Rip and Roll
CHICAGO, IL (November 10, 2010) – About 100 North Park University students spent Friday afternoon in Hamming Hall saving the lives of hundreds of people in the Democratic Republic of Congo.
The students gathered to “Rip and Roll” – tear bed sheets and sew them into bandages that are used in hospitals and clinics operated by the Covenant Church of Congo.
That may not sound like much to people who live in a country where bandages can be purchased for a couple of dollars at the local drug store. In Congo, however, bandages are in precious short supply.
People who know the need all to well expressed gratitude for the students’ work. “This is tremendous,” said Dr. Roger Thorpe, a career medical missionary to the African nation. “These bandages are terribly important. We used them all the time. We used them, not just for wounds, but also to hold up IV bottles, and we even used them to put people in traction.”
The medical facilities are in “desperate need” of the bandages, said Roger’s wife, Eileen, who served with him in Congo.
It was that need that led senior Aaron Mead to help. He spent many years growing up in Kenya, where his father was a physician and missionary. “I know how important this is,” he said as he cut a starter slit into one of the sheets.
“As a college students, it’s hard to find ways to help nonprofits,” said junior Michelle Wells. “This is something we can do to help someone around the world.”
Eileen Thorpe, who instructed students on tearing the sheets and did some of the sewing, noted, “It’s a fun way to help the people of Congo.” That was obvious at the gathering.
The sounds of sheets ripping and students laughing echoed throughout Hamming. Piles of ripped sheets grew several feet high before being taken to the back of the room to be sewn into bandages.
The afternoon also was educational. “I didn’t even know what (bandage rolling) was,” said junior Nikki Bennett. Several speakers, including Thorpe and Byron Miller, director of the Paul Carlson Partnership, shared with the students the need and how the bandages are used.
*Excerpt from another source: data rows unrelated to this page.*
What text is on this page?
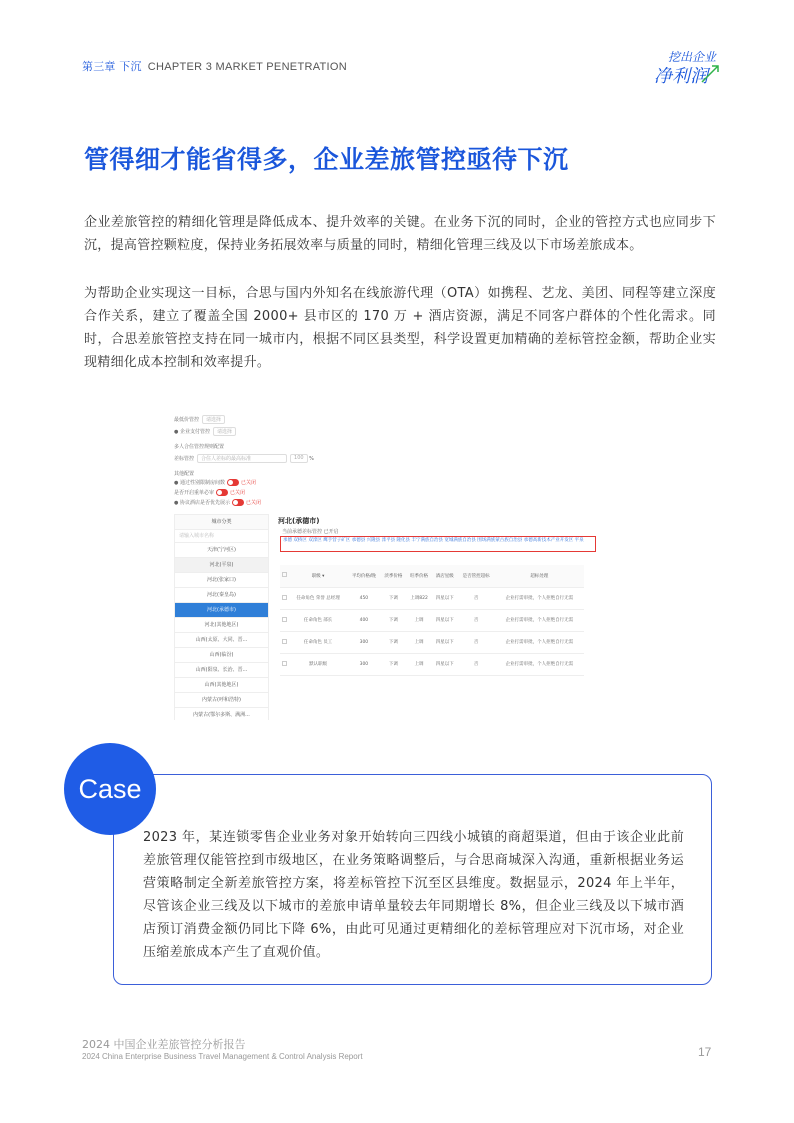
第三章 下沉 CHAPTER 3 MARKET PENETRATION
挖出企业
净利润
管得细才能省得多，企业差旅管控亟待下沉

企业差旅管控的精细化管理是降低成本、提升效率的关键。在业务下沉的同时，企业的管控方式也应同步下沉，提高管控颗粒度，保持业务拓展效率与质量的同时，精细化管理三线及以下市场差旅成本。

为帮助企业实现这一目标，合思与国内外知名在线旅游代理（OTA）如携程、艺龙、美团、同程等建立深度合作关系，建立了覆盖全国 2000+ 县市区的 170 万 + 酒店资源，满足不同客户群体的个性化需求。同时，合思差旅管控支持在同一城市内，根据不同区县类型，科学设置更加精确的差标管控金额，帮助企业实现精细化成本控制和效率提升。

最低价管控 请选择
● 企业支付管控 请选择
多人合住管控规则配置
差标管控 合住人差标的最高标准	100 %
其他配置
● 通过性别限制房间数	已关闭
是否开启重单必审	已关闭
● 协议酒店是否优先展示	已关闭
城市分类
请输入城市名称
天津(宁河区)
河北(平泉)
河北(张家口)
河北(秦皇岛)
河北(承德市)
河北(其他地区)
山西(太原、大同、晋...
山西(临汾)
山西(阳泉、长治、晋...
山西(其他地区)
内蒙古(呼和浩特)
内蒙古(鄂尔多斯、满洲...
河北(承德市)
当前承德差标管控 已开启
承德 双桥区 双滦区 鹰手营子矿区 承德县 兴隆县 滦平县 隆化县 丰宁满族自治县 宽城满族自治县 围场满族蒙古族自治县 承德高新技术产业开发区 平泉
	职级 ▾	平均价格/晚	淡季价格	旺季价格	酒店星级	是否管控超标	超标处理
	任命角色 荣誉 总经理	450	下调	上调822	四星以下	否	企业打需审批，个人拒绝自行无需
	任命角色 部长	400	下调	上调	四星以下	否	企业打需审批，个人拒绝自行无需
	任命角色 员工	300	下调	上调	四星以下	否	企业打需审批，个人拒绝自行无需
	默认职级	300	下调	上调	四星以下	否	企业打需审批，个人拒绝自行无需
Case

2023 年，某连锁零售企业业务对象开始转向三四线小城镇的商超渠道，但由于该企业此前差旅管理仅能管控到市级地区，在业务策略调整后，与合思商城深入沟通，重新根据业务运营策略制定全新差旅管控方案，将差标管控下沉至区县维度。数据显示，2024 年上半年，尽管该企业三线及以下城市的差旅申请单量较去年同期增长 8%，但企业三线及以下城市酒店预订消费金额仍同比下降 6%，由此可见通过更精细化的差标管理应对下沉市场，对企业压缩差旅成本产生了直观价值。

2024 中国企业差旅管控分析报告
2024 China Enterprise Business Travel Management & Control Analysis Report	17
The Paul Carlson Partnership is named for the Covenant medical missionary who was martyred in Congo after being taken hostage by rebels in 1964. Although many Westerners evacuated the country during the uprising, Carlson had stayed behind to continue treating those in need.
The bandage rolling was part of THRIVE week, sponsored by University Ministries. Eugene Cho, the founder of One Day’s Wages, told the students that thriving was not living a life of ease, but of engaging in the grittiness of life and doing what God had called them to do.
One Day’s Wages is a nonprofit that has received recognition in national publications, including the New York Times for encouraging people to donate one day of their wages to help the poor. Cho, who also is pastor of Quest Church, an Evangelical Covenant Church, asked the students to consider what needed to be planted and pruned in their lives.